The effect of these SDs is humorous. Contextual conditions leading to the simultaneous realization of two meanings and to the formation of pun may vary: it can be misinterpretation of one speaker’s utterance by the other, which results in his remark dealing with a different meaning of the misinterpreted word or its homonym, as in the famous case from the Pickwick Papers When the fat boy, Mr. Wardle’s servant, emerged from the corridor, very pale, he was asked by his master: “Have you been seeing any spirits?” “Or taking any?” — added Bob Alien. The first “spirits” refers to supernatural forces, the second one — to strong drinks.
Punning may be the result of the speaker’s intended violation of the listener’s expectation, as in the jocular quotation from B. Evans “There comes a period in every man’s life, but she is just a semicolon in his.” Here we expect the second half of the sentence to unfold the content, proceeding from “period” understood as “an interval of time”, while the author has used the word in the meaning of “punctuation mark” which becomes clear from the “semicolon”, following it.

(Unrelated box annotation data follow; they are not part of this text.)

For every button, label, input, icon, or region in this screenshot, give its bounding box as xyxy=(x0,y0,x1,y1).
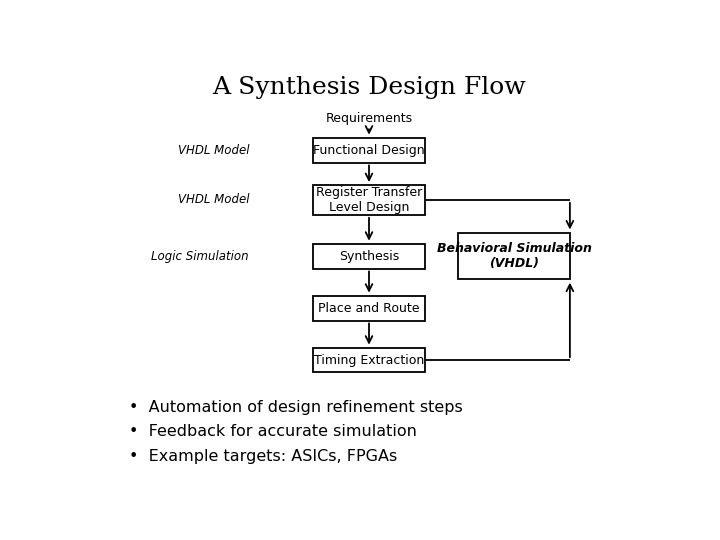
Text: Timing Extraction: Timing Extraction xyxy=(314,354,424,367)
Text: A Synthesis Design Flow: A Synthesis Design Flow xyxy=(212,76,526,99)
Text: Behavioral Simulation
(VHDL): Behavioral Simulation (VHDL) xyxy=(436,242,592,270)
Bar xyxy=(313,348,425,373)
Text: Logic Simulation: Logic Simulation xyxy=(151,249,249,262)
Bar xyxy=(313,185,425,215)
Text: VHDL Model: VHDL Model xyxy=(178,144,249,157)
Bar xyxy=(313,138,425,163)
Text: Requirements: Requirements xyxy=(325,112,413,125)
Text: Place and Route: Place and Route xyxy=(318,301,420,314)
Text: •  Feedback for accurate simulation: • Feedback for accurate simulation xyxy=(129,424,417,440)
Bar xyxy=(313,244,425,268)
Text: VHDL Model: VHDL Model xyxy=(178,193,249,206)
Text: •  Example targets: ASICs, FPGAs: • Example targets: ASICs, FPGAs xyxy=(129,449,397,463)
Text: Functional Design: Functional Design xyxy=(313,144,425,157)
Text: Synthesis: Synthesis xyxy=(339,249,399,262)
Bar xyxy=(313,295,425,321)
Bar xyxy=(459,233,570,279)
Text: Register Transfer
Level Design: Register Transfer Level Design xyxy=(316,186,422,214)
Text: •  Automation of design refinement steps: • Automation of design refinement steps xyxy=(129,400,463,415)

Misinterpretation may be caused by the phonetic similarity of two homonyms, such as in the crucial case of O. Wilde’s play The Importance of Being Ernest.

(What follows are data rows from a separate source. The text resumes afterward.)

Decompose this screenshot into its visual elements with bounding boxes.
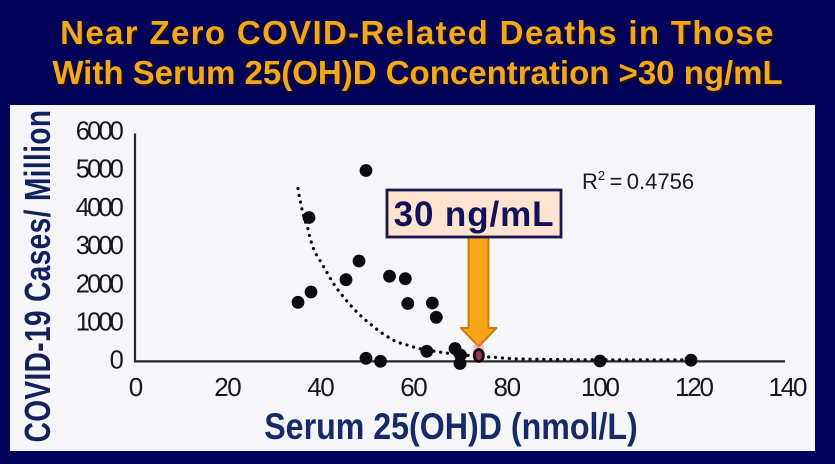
svg-text:0: 0 <box>110 347 124 375</box>
svg-text:120: 120 <box>675 372 714 402</box>
svg-text:140: 140 <box>769 372 808 402</box>
svg-text:2000: 2000 <box>76 270 124 298</box>
svg-text:R2 = 0.4756: R2 = 0.4756 <box>582 168 694 194</box>
svg-text:5000: 5000 <box>76 156 124 184</box>
svg-text:80: 80 <box>494 372 522 402</box>
svg-text:COVID-19 Cases/ Million: COVID-19 Cases/ Million <box>17 110 57 443</box>
svg-text:60: 60 <box>400 372 428 402</box>
svg-text:6000: 6000 <box>76 117 124 145</box>
svg-text:0: 0 <box>129 372 143 402</box>
svg-text:1000: 1000 <box>76 309 124 337</box>
svg-text:Serum 25(OH)D (nmol/L): Serum 25(OH)D (nmol/L) <box>264 407 638 448</box>
svg-text:20: 20 <box>214 372 242 402</box>
svg-text:100: 100 <box>581 372 620 402</box>
svg-text:40: 40 <box>307 372 335 402</box>
svg-text:3000: 3000 <box>76 232 124 260</box>
svg-text:30 ng/mL: 30 ng/mL <box>394 195 555 234</box>
svg-text:4000: 4000 <box>76 194 124 222</box>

In very many cases polysemantic verbs that have a practically unlimited lexical valency and can be combined with nouns of most varying semantic groups, are deliberately used with two or more homogeneous members, which are not connected semantically, as in such examples from Ch. Dickens: “He took his hat and his leave”, or “She went home, in a flood of tears and a sedan chair”. These are cases of classical zeugma, highly characteristic of English prose.

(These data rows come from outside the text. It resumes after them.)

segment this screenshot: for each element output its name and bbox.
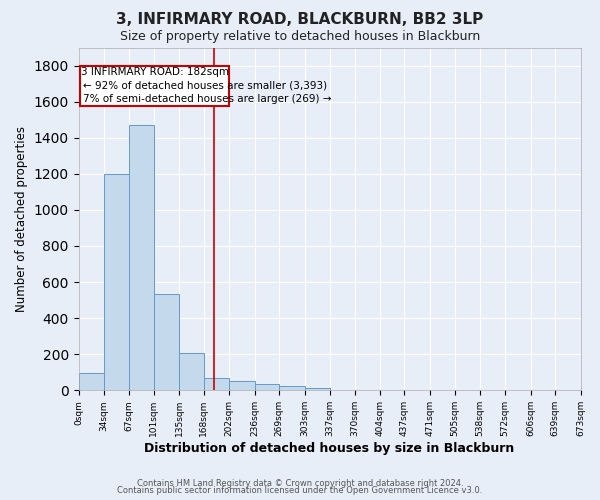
X-axis label: Distribution of detached houses by size in Blackburn: Distribution of detached houses by size … xyxy=(145,442,515,455)
Bar xyxy=(179,354,204,391)
Bar xyxy=(79,373,104,390)
Y-axis label: Number of detached properties: Number of detached properties xyxy=(15,126,28,312)
Text: Size of property relative to detached houses in Blackburn: Size of property relative to detached ho… xyxy=(120,30,480,43)
Bar xyxy=(104,174,128,390)
Bar xyxy=(128,125,154,390)
FancyBboxPatch shape xyxy=(80,66,229,106)
Text: 3 INFIRMARY ROAD: 182sqm: 3 INFIRMARY ROAD: 182sqm xyxy=(80,68,229,78)
Text: Contains public sector information licensed under the Open Government Licence v3: Contains public sector information licen… xyxy=(118,486,482,495)
Bar xyxy=(229,382,254,390)
Bar xyxy=(154,294,179,390)
Text: Contains HM Land Registry data © Crown copyright and database right 2024.: Contains HM Land Registry data © Crown c… xyxy=(137,478,463,488)
Text: 7% of semi-detached houses are larger (269) →: 7% of semi-detached houses are larger (2… xyxy=(83,94,332,104)
Bar xyxy=(204,378,229,390)
Bar xyxy=(305,388,330,390)
Bar xyxy=(279,386,305,390)
Text: ← 92% of detached houses are smaller (3,393): ← 92% of detached houses are smaller (3,… xyxy=(83,81,327,91)
Bar xyxy=(254,384,279,390)
Text: 3, INFIRMARY ROAD, BLACKBURN, BB2 3LP: 3, INFIRMARY ROAD, BLACKBURN, BB2 3LP xyxy=(116,12,484,28)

Exercise III. Analyse various cases of play on words, indicate which type is used, how it is created, what effect it adds to the utterance:
1. After a while and a cake he crept nervously to the door of the parlour. (A. T.)
2 There are two things I look for in a man. A sympathetic character and full lips. (I.Sh.)
3. Dorothy, at my statement, had clapped her hand over her mouth to hold down laughter and chewing gum. (Jn.B.)
4. I believed all men were brothers; she thought all men were husbands. I gave the whole mess up. (Jn.B.)
5. In December, 1960, Naval Aviation News, a well-known special publication, explained why “a ship” is referred to as “she”: Because there’s always a bustle around her; because there’s usually a gang of men with her; because she has waist and stays; because it takes a good man to handle her right; because she shows her topsides, hides her bottom and when coming into port, always heads for the buyos.” (N.)
6. “Someone at the door,” he said, blinking.